FYI - most packer briskets have somewhere around 35% fat, it varies of course. I've asked about fat content of pork butts and have been told that they run around 30%.

Go to your favorite supermarket and study the packaging of your favorite "store bought" sausages. Most of them have around 30-35% fat content listed.

Have fun making your own sausage. You will really enjoy it, and probably never go back to buying "store bought".

post #12 of 17
He tended ta use a leaner cut a meat thus the trimmings allowed fer some more fat content. I would use a pork but, yer gonna have bout the right amount a fat with it. Trim out that but, set the fat aside, weigh the meat an add in as much fat as yall need ta get yer 20%. I run my sausage at 80/20 with good flavor, texture an moisture. At 30% fat some start gettin greasy er slimy an ya can tell it when ya bite inta it. There is also a product called fat replacer, ain't used it but some folk say works good. Makes fer a healthier sausage they say.

I won't pay fer fat, there throwin it out an yall gonna charge me fer it? Find ya a good meat manager an build up a good relationship with him, he'll do ya more good then anybody else.
post #13 of 17
I pretty good at sausage-70-30 mix best if a mix of beef & pork I grind my own meat also-save all fat for sausage.double & triple grind your fat-and meat. I add season and mix,cure before my last grind.fat makes a good sausage-no more than 30%-30% makes a real good sausage-and a mix of beef pork or bison works well-it donsn't need to be all 1 species.make sure u pop your airpockets so u don't hold the greese in-and don't forget the bath.good luck and if u need anymore pm me.
post #14 of 17
How about the double-pack shoulders from Sam's Club? Visually, they look like about the right amount of fat.
post #15 of 17
Yes, they are; choose wisely for leanness.
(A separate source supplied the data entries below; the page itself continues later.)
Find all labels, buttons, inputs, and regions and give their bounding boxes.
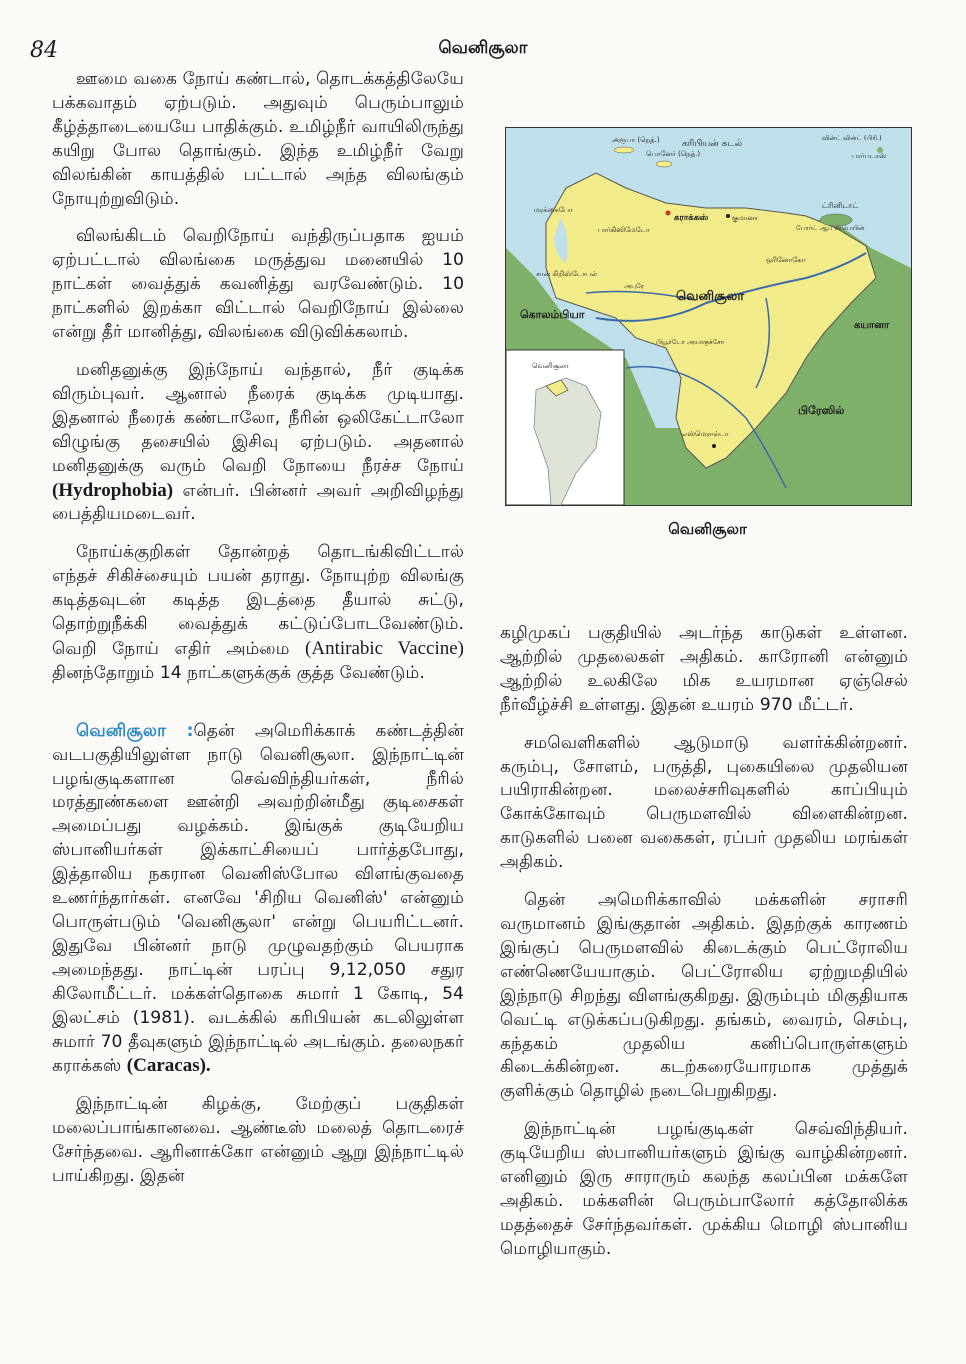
page-header [0, 36, 966, 66]
cumana-label: குமானா [732, 214, 758, 222]
paragraph-text: மனிதனுக்கு இந்நோய் வந்தால், நீர் குடிக்க விரும்புவர். ஆனால் நீரைக் குடிக்க முடியாது. இதனால் நீரைக் கண்டாலோ, நீரின் ஒலிகேட்டாலோ விழுங்கு தசையில் இசிவு ஏற்படும். அதனால் மனிதனுக்கு வரும் வெறி நோயை நீரச்ச நோய் [52, 359, 464, 476]
venezuela-map [505, 127, 912, 506]
country-label: வெனிசூலா [676, 289, 745, 304]
paragraph: கழிமுகப் பகுதியில் அடர்ந்த காடுகள் உள்ளன. ஆற்றில் முதலைகள் அதிகம். காரோனி என்னும் ஆற்றில் உலகிலே மிக உயரமான ஏஞ்செல் நீர்வீழ்ச்சி உள்ளது. இதன் உயரம் 970 மீட்டர். [500, 623, 908, 715]
caribbean-label: கரிபியன் கடல் [682, 139, 743, 149]
bonaire-island [656, 161, 672, 167]
map-caption: வெனிசூலா [668, 520, 747, 538]
english-term: (Antirabic Vaccine) [305, 637, 464, 659]
portofspain-label: போர்ட் ஆப் ஸ்பெயின் [796, 224, 865, 232]
paragraph: தென் அமெரிக்காவில் மக்களின் சராசரி வருமானம் இங்குதான் அதிகம். இதற்குக் காரணம் இங்குப் பெருமளவில் கிடைக்கும் பெட்ரோலிய எண்ணெயேயாகும். பெட்ரோலிய ஏற்றுமதியில் இந்நாடு சிறந்து விளங்குகிறது. இரும்பும் மிகுதியாக வெட்டி எடுக்கப்படுகிறது. தங்கம், வைரம், செம்பு, கந்தகம் முதலிய கனிப்பொருள்களும் கிடைக்கின்றன. கடற்கரையோரமாக முத்துக் குளிக்கும் தொழில் நடைபெறுகிறது. [500, 890, 908, 1102]
running-head: வெனிசூலா [438, 38, 528, 58]
paragraph: இந்நாட்டின் பழங்குடிகள் செவ்விந்தியர். குடியேறிய ஸ்பானியர்களும் இங்கு வாழ்கின்றனர். எனினும் இரு சாராரும் கலந்த கலப்பின மக்களே அதிகம். மக்களின் பெரும்பாலோர் கத்தோலிக்க மதத்தைச் சேர்ந்தவர்கள். முக்கிய மொழி ஸ்பானிய மொழியாகும். [500, 1119, 908, 1259]
esmeralda-marker [712, 444, 716, 448]
page-number: 84 [30, 38, 58, 63]
bonaire-label: பொனேர் (நெத்.) [646, 150, 701, 158]
english-term: (Caracas). [126, 1055, 211, 1077]
caracas-label: கராக்கஸ் [674, 213, 709, 223]
colombia-label: கொலம்பியா [520, 308, 585, 321]
map-graphic [506, 128, 911, 505]
caracas-marker [666, 211, 671, 216]
guyana-label: கயானா [854, 320, 890, 331]
paragraph-text: தினந்தோறும் 14 நாட்களுக்குக் குத்த வேண்டும். [52, 662, 425, 683]
barquisimeto-label: பார்கிஸிமேடோ [598, 226, 650, 234]
cumana-marker [726, 214, 730, 218]
paragraph: இந்நாட்டின் கிழக்கு, மேற்குப் பகுதிகள் மலைப்பாங்கானவை. ஆண்டீஸ் மலைத் தொடரைச் சேர்ந்தவை. ஆரினாக்கோ என்னும் ஆறு இந்நாட்டில் பாய்கிறது. இதன் [52, 1094, 464, 1187]
orinoco-label: ஒரினோகோ [766, 256, 806, 264]
right-column [500, 622, 908, 1276]
sancristobal-label: சான் கிறிஸ்டோபல் [536, 270, 598, 278]
esmeralda-label: எஸ்மெரால்டா [682, 430, 729, 438]
paragraph-text: என்பர். பின்னர் அவர் அறிவிழந்து பைத்தியமடைவர். [52, 480, 464, 525]
brazil-label: பிரேஸில் [798, 404, 845, 417]
maracaibo-label: மரக்கைபோ [534, 206, 573, 214]
english-term: (Hydrophobia) [52, 479, 174, 501]
apure-label: அபுரே [624, 282, 645, 290]
aruba-label: அரூபா (நெத்.) [612, 136, 660, 144]
windward-label: வின்ட் வின்ட் (பிரி.) [822, 134, 882, 142]
paragraph [52, 541, 464, 685]
aruba-island [614, 147, 634, 153]
entry-paragraph [52, 720, 464, 1080]
paragraph: விலங்கிடம் வெறிநோய் வந்திருப்பதாக ஐயம் ஏற்பட்டால் விலங்கை மருத்துவ மனையில் 10 நாட்கள் வைத்துக் கவனித்து வரவேண்டும். 10 நாட்களில் இறக்கா விட்டால் வெறிநோய் இல்லை என்று தீர் மானித்து, விலங்கை விடுவிக்கலாம். [52, 226, 464, 343]
barbados-label: பார்படாஸ் [852, 152, 887, 160]
paragraph [52, 359, 464, 527]
paragraph: ஊமை வகை நோய் கண்டால், தொடக்கத்திலேயே பக்கவாதம் ஏற்படும். அதுவும் பெரும்பாலும் கீழ்த்தாடையையே பாதிக்கும். உமிழ்நீர் வாயிலிருந்து கயிறு போல தொங்கும். இந்த உமிழ்நீர் வேறு விலங்கின் காயத்தில் பட்டால் அந்த விலங்கும் நோயுற்றுவிடும். [52, 69, 464, 209]
paragraph: சமவெளிகளில் ஆடுமாடு வளர்க்கின்றனர். கரும்பு, சோளம், பருத்தி, புகையிலை முதலியன பயிராகின்றன. மலைச்சரிவுகளில் காப்பியும் கோக்கோவும் பெருமளவில் விளைகின்றன. காடுகளில் பனை வகைகள், ரப்பர் முதலிய மரங்கள் அதிகம். [500, 732, 908, 873]
trinidad-label: ட்ரினிடாட் [822, 201, 859, 210]
entry-heading: வெனிசூலா : [76, 720, 194, 741]
paragraph-text: நோய்க்குறிகள் தோன்றத் தொடங்கிவிட்டால் எந்தச் சிகிச்சையும் பயன் தராது. நோயுற்ற விலங்கு கடித்தவுடன் கடித்த இடத்தை தீயால் சுட்டு, தொற்றுநீக்கி வைத்துக் கட்டுப்போடவேண்டும். வெறி நோய் எதிர் அம்மை [52, 542, 464, 659]
puerto-ayacucho-label: பியூர்டோ அயாகுச்சோ [656, 338, 725, 346]
left-column [52, 68, 464, 1203]
paragraph-text: தென் அமெரிக்காக் கண்டத்தின் வடபகுதியிலுள்ள நாடு வெனிசூலா. இந்நாட்டின் பழங்குடிகளான செவ்விந்தியர்கள், நீரில் மரத்தூண்களை ஊன்றி அவற்றின்மீது குடிசைகள் அமைப்பது வழக்கம். இங்குக் குடியேறிய ஸ்பானியர்கள் இக்காட்சியைப் பார்த்தபோது, இத்தாலிய நகரான வெனிஸ்போல விளங்குவதை உணர்ந்தார்கள். எனவே 'சிறிய வெனிஸ்' என்னும் பொருள்படும் 'வெனிசூலா' என்று பெயரிட்டனர். இதுவே பின்னர் நாடு முழுவதற்கும் பெயராக அமைந்தது. நாட்டின் பரப்பு 9,12,050 சதுர கிலோமீட்டர். மக்கள்தொகை சுமார் 1 கோடி, 54 இலட்சம் (1981). வடக்கில் கரிபியன் கடலிலுள்ள சுமார் 70 தீவுகளும் இந்நாட்டில் அடங்கும். தலைநகர் கராக்கஸ் [52, 720, 464, 1077]
inset-label: வெனிசூலா [532, 362, 569, 370]
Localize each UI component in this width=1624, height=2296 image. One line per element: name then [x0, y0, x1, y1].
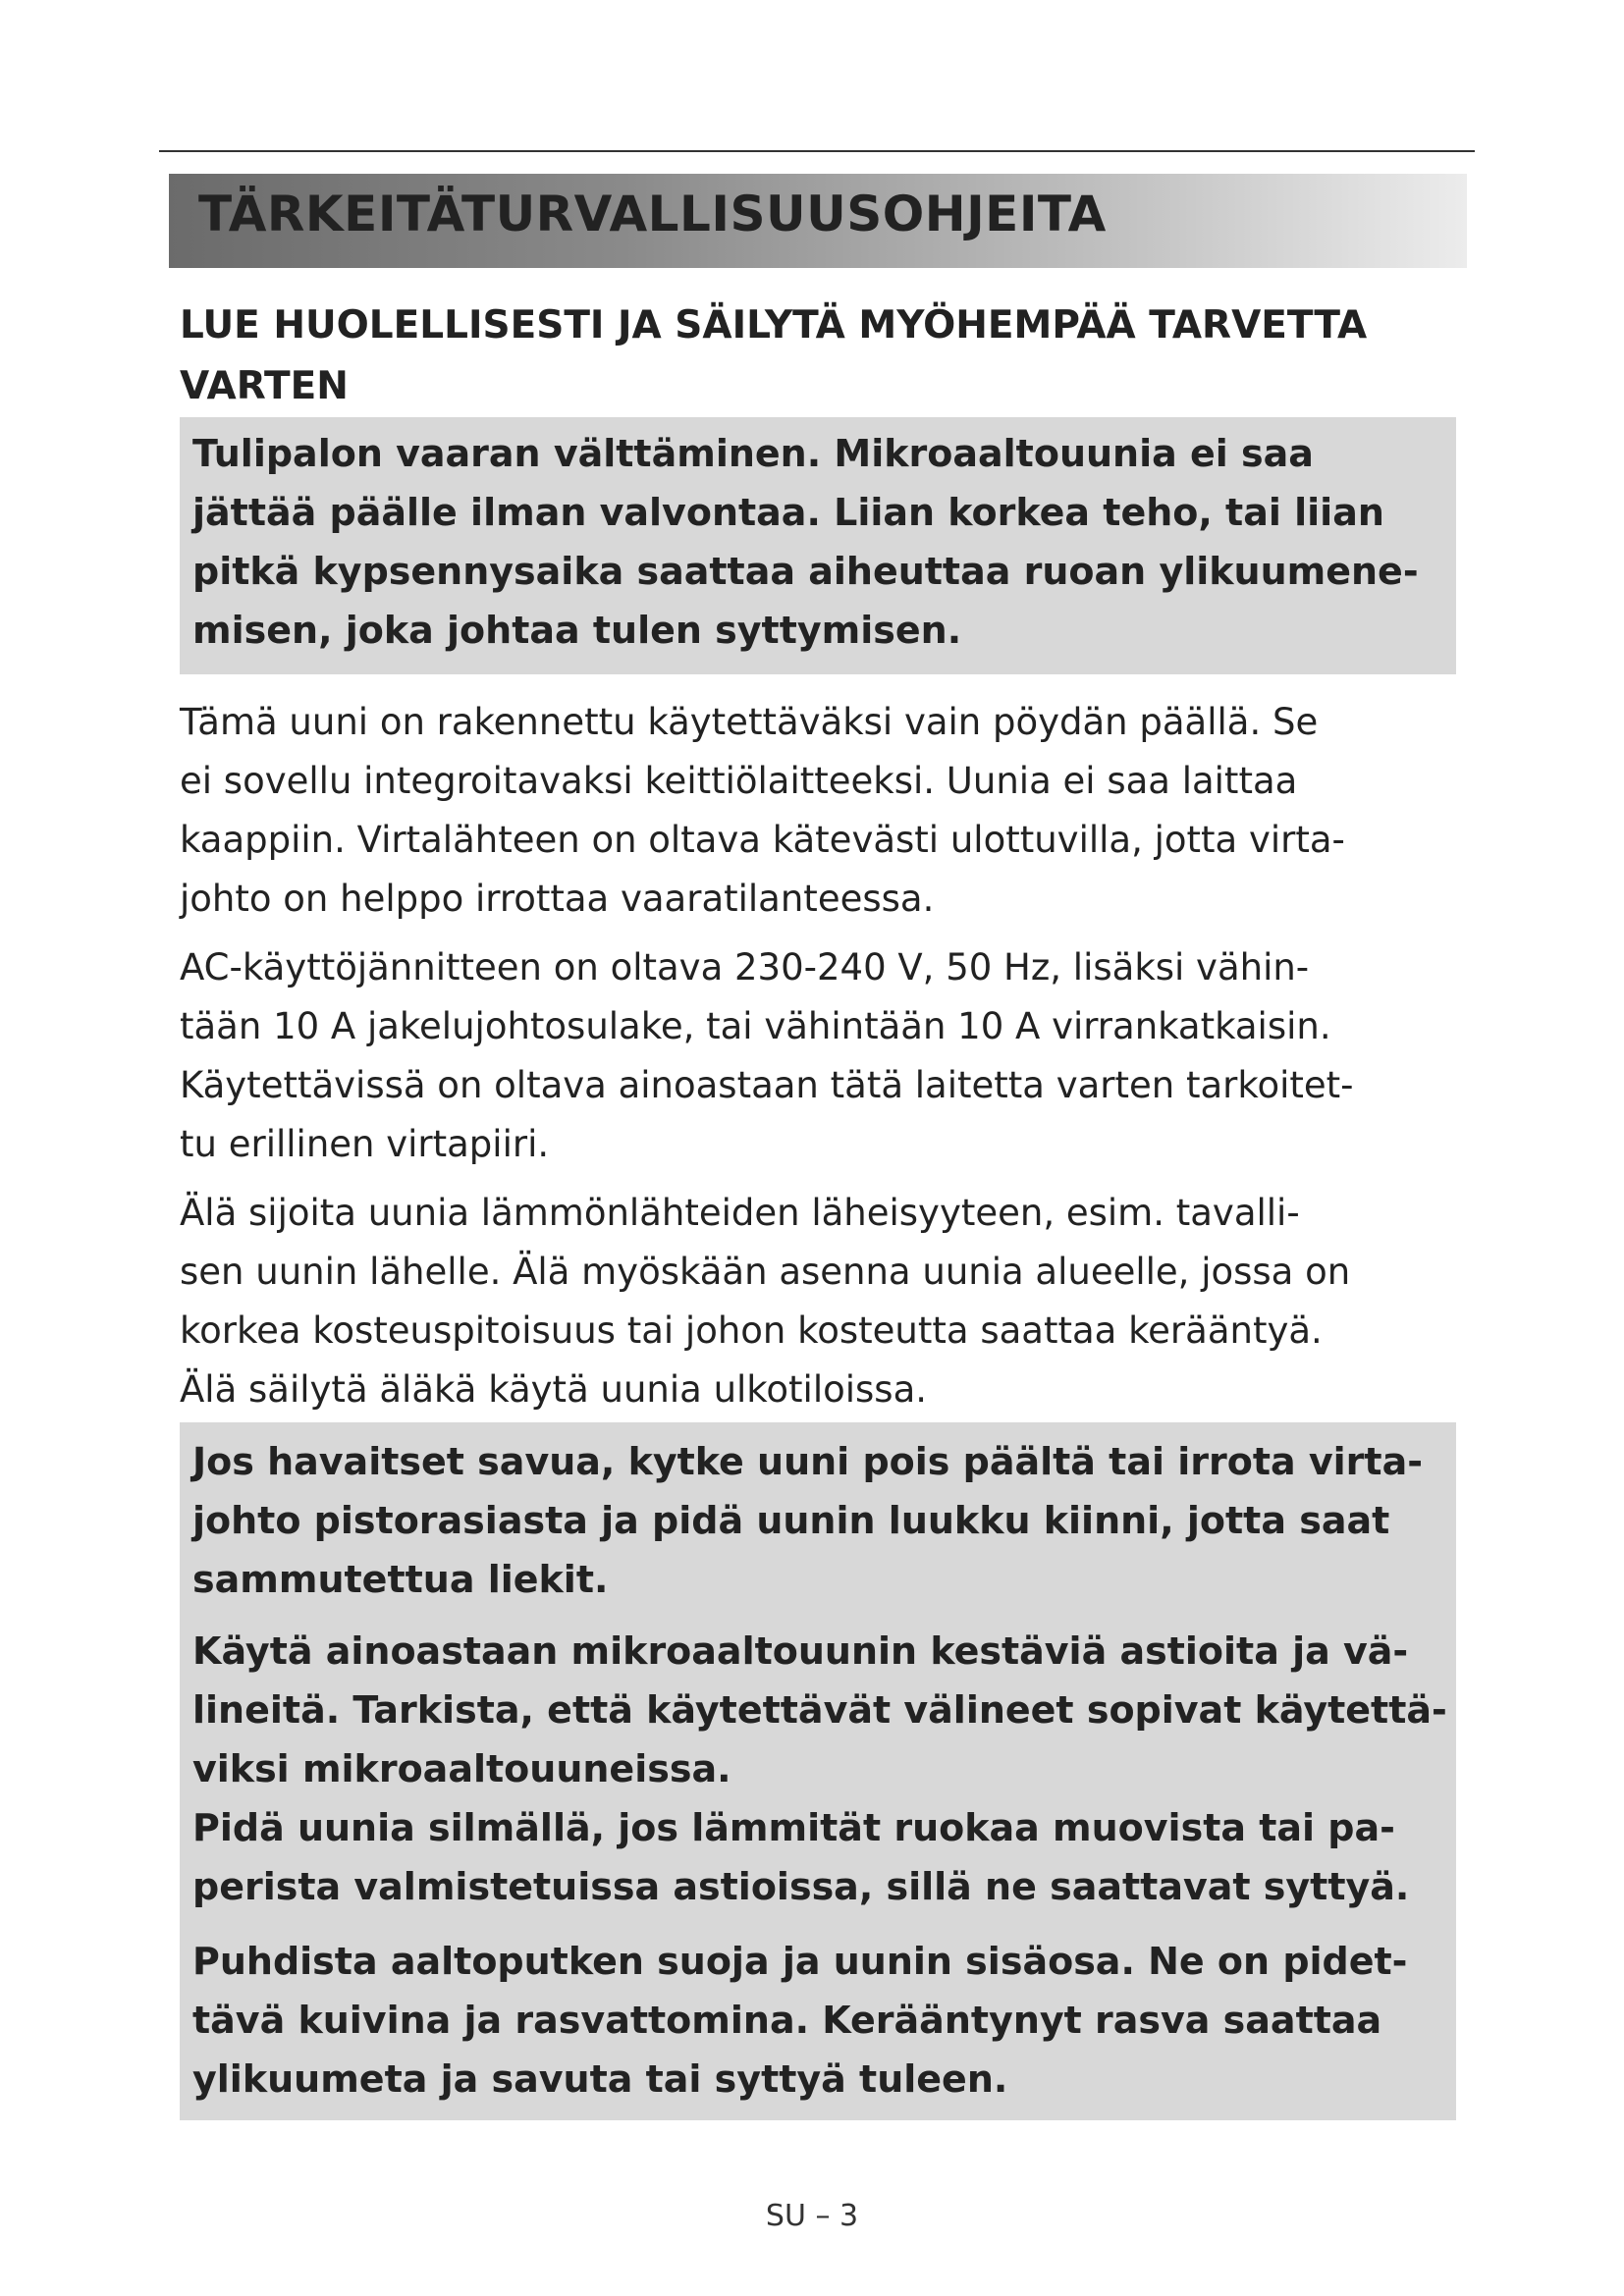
warning-line: sammutettua liekit. — [192, 1558, 609, 1601]
top-divider — [159, 150, 1475, 152]
cleaning-warning-text — [192, 1932, 1459, 2109]
section-title-banner — [169, 174, 1467, 268]
warning-line: johto pistorasiasta ja pidä uunin luukku kiinni, jotta saat — [192, 1499, 1390, 1542]
power-supply-paragraph — [180, 938, 1466, 1174]
warning-line: ylikuumeta ja savuta tai syttyä tuleen. — [192, 2057, 1008, 2101]
warning-line: Jos havaitset savua, kytke uuni pois päältä tai irrota virta- — [192, 1440, 1423, 1483]
warning-line: tävä kuivina ja rasvattomina. Kerääntynyt rasva saattaa — [192, 1999, 1382, 2042]
fire-warning-text — [192, 424, 1459, 660]
paragraph-line: tu erillinen virtapiiri. — [180, 1123, 550, 1165]
paragraph-line: johto on helppo irrottaa vaaratilanteessa. — [180, 878, 935, 920]
warning-line: Tulipalon vaaran välttäminen. Mikroaaltouunia ei saa — [192, 432, 1314, 475]
warning-line: Puhdista aaltoputken suoja ja uunin sisäosa. Ne on pidet- — [192, 1940, 1408, 1983]
cookware-warning-text — [192, 1622, 1459, 1916]
paragraph-line: tään 10 A jakelujohtosulake, tai vähintään 10 A virrankatkaisin. — [180, 1005, 1331, 1047]
subtitle-line: LUE HUOLELLISESTI JA SÄILYTÄ MYÖHEMPÄÄ TARVETTA — [180, 303, 1368, 347]
warning-line: lineitä. Tarkista, että käytettävät välineet sopivat käytettä- — [192, 1688, 1447, 1732]
section-subtitle — [180, 295, 1466, 417]
warning-line: perista valmistetuissa astioissa, sillä ne saattavat syttyä. — [192, 1865, 1410, 1908]
warning-line: jättää päälle ilman valvontaa. Liian korkea teho, tai liian — [192, 491, 1384, 534]
paragraph-line: Käytettävissä on oltava ainoastaan tätä laitetta varten tarkoitet- — [180, 1064, 1354, 1106]
subtitle-line: VARTEN — [180, 364, 349, 408]
paragraph-line: korkea kosteuspitoisuus tai johon kosteutta saattaa kerääntyä. — [180, 1309, 1323, 1352]
placement-paragraph — [180, 693, 1466, 929]
paragraph-line: kaappiin. Virtalähteen on oltava kätevästi ulottuvilla, jotta virta- — [180, 819, 1345, 861]
warning-line: viksi mikroaaltouuneissa. — [192, 1747, 731, 1790]
paragraph-line: Tämä uuni on rakennettu käytettäväksi vain pöydän päällä. Se — [180, 701, 1319, 743]
warning-line: Käytä ainoastaan mikroaaltouunin kestäviä astioita ja vä- — [192, 1629, 1409, 1673]
paragraph-line: AC-käyttöjännitteen on oltava 230-240 V, 50 Hz, lisäksi vähin- — [180, 946, 1310, 988]
page-title: TÄRKEITÄTURVALLISUUSOHJEITA — [198, 186, 1107, 242]
location-paragraph — [180, 1184, 1466, 1419]
paragraph-line: ei sovellu integroitavaksi keittiölaitteeksi. Uunia ei saa laittaa — [180, 760, 1298, 802]
warning-line: Pidä uunia silmällä, jos lämmität ruokaa muovista tai pa- — [192, 1806, 1395, 1849]
paragraph-line: Älä säilytä äläkä käytä uunia ulkotiloissa. — [180, 1368, 928, 1411]
paragraph-line: Älä sijoita uunia lämmönlähteiden läheisyyteen, esim. tavalli- — [180, 1192, 1300, 1234]
smoke-warning-text — [192, 1432, 1459, 1609]
page-number: SU – 3 — [765, 2199, 859, 2233]
warning-line: misen, joka johtaa tulen syttymisen. — [192, 609, 962, 652]
paragraph-line: sen uunin lähelle. Älä myöskään asenna uunia alueelle, jossa on — [180, 1251, 1351, 1293]
warning-line: pitkä kypsennysaika saattaa aiheuttaa ruoan ylikuumene- — [192, 550, 1419, 593]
Bone out the shoulder blade bone, be sure to check the fattier end and around your boning cuts for small pieces of cartilidge and bone (there was a backbone with ribcage boned off it earlier) that could clog your grinder plate.
There's a couple methods of how-to's - cut up your pork into 1-2" chunks, mix your seasoning with it then grind, or chunk up just small enough to fit into the head of the grinder, grind 1st, then mix your seasoning. Both yield the same result as long as you thoroughly mix the seasoning throughout your grind, it's whatever method works for you. I cut mine up into 1 - 2" chunks, mix the seasoning with it then grind it once through the coarse plate. I don't have a mixer so I use the grinder as the mixer. Others grind it coarse once then add the seasonings and mix, either by hand or with a mixer. Either way results in a coarse grind mix with seasonings spread uniformly throughout. Then, put into the stuffer, load up your horn with casing (rinse and soak 1st; I soak mine before starting to cut up my pork. Add a few drops of white vinegar to soften the casings). If you just rinse and stuff your casings can be tough to bite into. Pack medium full; you'll need some wriggle room to twist into links. Pinch every 2 or 3 inches and twist into links, twisting to the left on one, then to the right on the next, then left on the next, etc. so you're not twisting one link tight while untwisting the previous one. IMMEDIATELY after making your sausage give one or two a heat bath.. cook 'em up to try them! Nothing better than frying up your own home made sausages! Immediate gratification!
post #16 of 17
If you go to a good butcher shop, you should be able to get trimmings. Maybe even if you call a good super market that cuts their own meat, you can ask if they have any or if they can save you some.

Typically, trimings are around 50/50 lean/fat ratio.
post #17 of 17
To me trimmings always meant bits and pieces not used elsewhere and and otherwise wasted if not put into sausage.

Fortunately there are several good meat markets in this area with good natured real butchers who are able to provide me with the cuts and pieces I need.

With time at a premium for me I usually bulk pack my sausage into various sized chubs. The ground meat packing bags available through Cabela's make a great chub and are designed for freezer storage.

As usual, this is an excellent and informative thread powered by the best group of friends in cyberspace! Keep up the great attitude and keep the thin blue rolling!